Oops, brain fart that time :tongue:

 

[rwisz]

Thank you for providing the information about the situation. Based on the given information, we can calculate the acceleration of the sled using Newton's Second Law of Motion, which states that the net force acting on an object is equal to its mass multiplied by its acceleration (F=ma).

First, we can start by drawing a Free Body Diagram (FBD) to help us visualize the forces acting on the sled. From the given information, we can identify the following forces:

1. The force of gravity (mg) acting downwards on the sled, where m is the combined mass of the sled and Chuck's brother (50kg) and g is the acceleration due to gravity (9.8 m/s^2).

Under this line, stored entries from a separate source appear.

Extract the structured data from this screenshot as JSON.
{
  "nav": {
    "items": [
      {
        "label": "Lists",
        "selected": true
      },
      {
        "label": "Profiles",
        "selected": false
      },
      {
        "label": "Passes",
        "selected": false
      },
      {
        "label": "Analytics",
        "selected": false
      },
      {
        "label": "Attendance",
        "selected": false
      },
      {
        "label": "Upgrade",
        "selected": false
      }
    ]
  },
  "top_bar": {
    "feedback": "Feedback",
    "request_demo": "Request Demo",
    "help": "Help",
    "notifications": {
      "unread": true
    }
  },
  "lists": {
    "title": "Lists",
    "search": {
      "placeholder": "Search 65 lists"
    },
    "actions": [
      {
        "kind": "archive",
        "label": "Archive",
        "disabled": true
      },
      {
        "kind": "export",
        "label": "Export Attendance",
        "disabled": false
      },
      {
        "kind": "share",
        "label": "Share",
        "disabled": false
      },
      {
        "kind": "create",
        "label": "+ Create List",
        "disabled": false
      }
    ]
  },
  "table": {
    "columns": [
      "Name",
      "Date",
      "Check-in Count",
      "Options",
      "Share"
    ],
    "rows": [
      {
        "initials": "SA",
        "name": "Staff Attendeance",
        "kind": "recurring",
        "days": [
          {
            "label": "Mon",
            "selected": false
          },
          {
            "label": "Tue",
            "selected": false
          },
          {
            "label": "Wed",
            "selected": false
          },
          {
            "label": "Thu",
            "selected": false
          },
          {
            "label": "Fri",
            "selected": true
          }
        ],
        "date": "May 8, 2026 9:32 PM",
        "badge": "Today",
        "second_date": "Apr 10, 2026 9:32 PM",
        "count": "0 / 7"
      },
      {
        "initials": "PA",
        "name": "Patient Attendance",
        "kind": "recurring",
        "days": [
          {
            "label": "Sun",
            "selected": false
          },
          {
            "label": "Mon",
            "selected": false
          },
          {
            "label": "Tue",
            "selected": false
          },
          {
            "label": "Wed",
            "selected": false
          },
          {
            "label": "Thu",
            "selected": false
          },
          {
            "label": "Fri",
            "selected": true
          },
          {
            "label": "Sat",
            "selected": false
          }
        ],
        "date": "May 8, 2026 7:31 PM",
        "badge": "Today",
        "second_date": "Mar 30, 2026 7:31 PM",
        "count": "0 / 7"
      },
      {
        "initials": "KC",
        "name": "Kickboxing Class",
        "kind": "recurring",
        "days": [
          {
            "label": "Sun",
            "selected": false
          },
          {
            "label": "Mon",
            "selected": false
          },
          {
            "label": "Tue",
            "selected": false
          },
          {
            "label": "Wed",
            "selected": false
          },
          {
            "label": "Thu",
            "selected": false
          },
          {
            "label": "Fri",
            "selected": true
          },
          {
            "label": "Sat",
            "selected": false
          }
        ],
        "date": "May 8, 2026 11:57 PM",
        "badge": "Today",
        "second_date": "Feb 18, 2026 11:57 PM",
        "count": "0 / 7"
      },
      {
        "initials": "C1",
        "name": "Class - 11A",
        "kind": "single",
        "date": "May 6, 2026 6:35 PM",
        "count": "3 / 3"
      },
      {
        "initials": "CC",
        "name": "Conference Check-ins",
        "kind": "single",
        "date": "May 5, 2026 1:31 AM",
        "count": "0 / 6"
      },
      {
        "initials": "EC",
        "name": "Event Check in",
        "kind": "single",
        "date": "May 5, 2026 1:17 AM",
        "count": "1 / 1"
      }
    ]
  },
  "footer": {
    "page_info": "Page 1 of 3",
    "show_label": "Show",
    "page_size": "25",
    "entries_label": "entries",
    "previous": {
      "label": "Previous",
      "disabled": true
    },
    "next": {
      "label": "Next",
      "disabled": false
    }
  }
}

2. The normal force (Fn) acting upwards on the sled, which is equal in magnitude to the force of gravity. This is because the sled is on a flat surface and there is no vertical acceleration.

3. The force of friction (Ff) acting in the opposite direction of motion, which is equal to the coefficient of friction (μ) multiplied by the normal force (Ff=μFn). In this case, μ=0.08 and Fn=mg.

4. The force of Chuck pulling the sled (Fp), which has a magnitude of 120 N and is at an angle of 30 degrees above the horizontal.

Now, we can use the FBD to set up our equation:

ΣF=ma

Where ΣF is the net force acting on the sled and a is the acceleration we are trying to find.

ΣF= Fp - Ff

We can break down the components of Fp into its x and y components:

Fx=120cos30=103.9 N
Fy=120sin30=60 N

Substituting these values into our equation, we get:

ΣF=103.9 N - (0.08)(50 kg)(9.8 m/s^2)= 59.2 N

Now, we can solve for the acceleration:

ΣF=ma
59.2 N= (50 kg)a
a= 1.18 m/s^2

Therefore, the acceleration of the sled is 1.18 m/s^2 in the direction of Chuck's pull. I hope this helps! Please let me know if you have any further questions.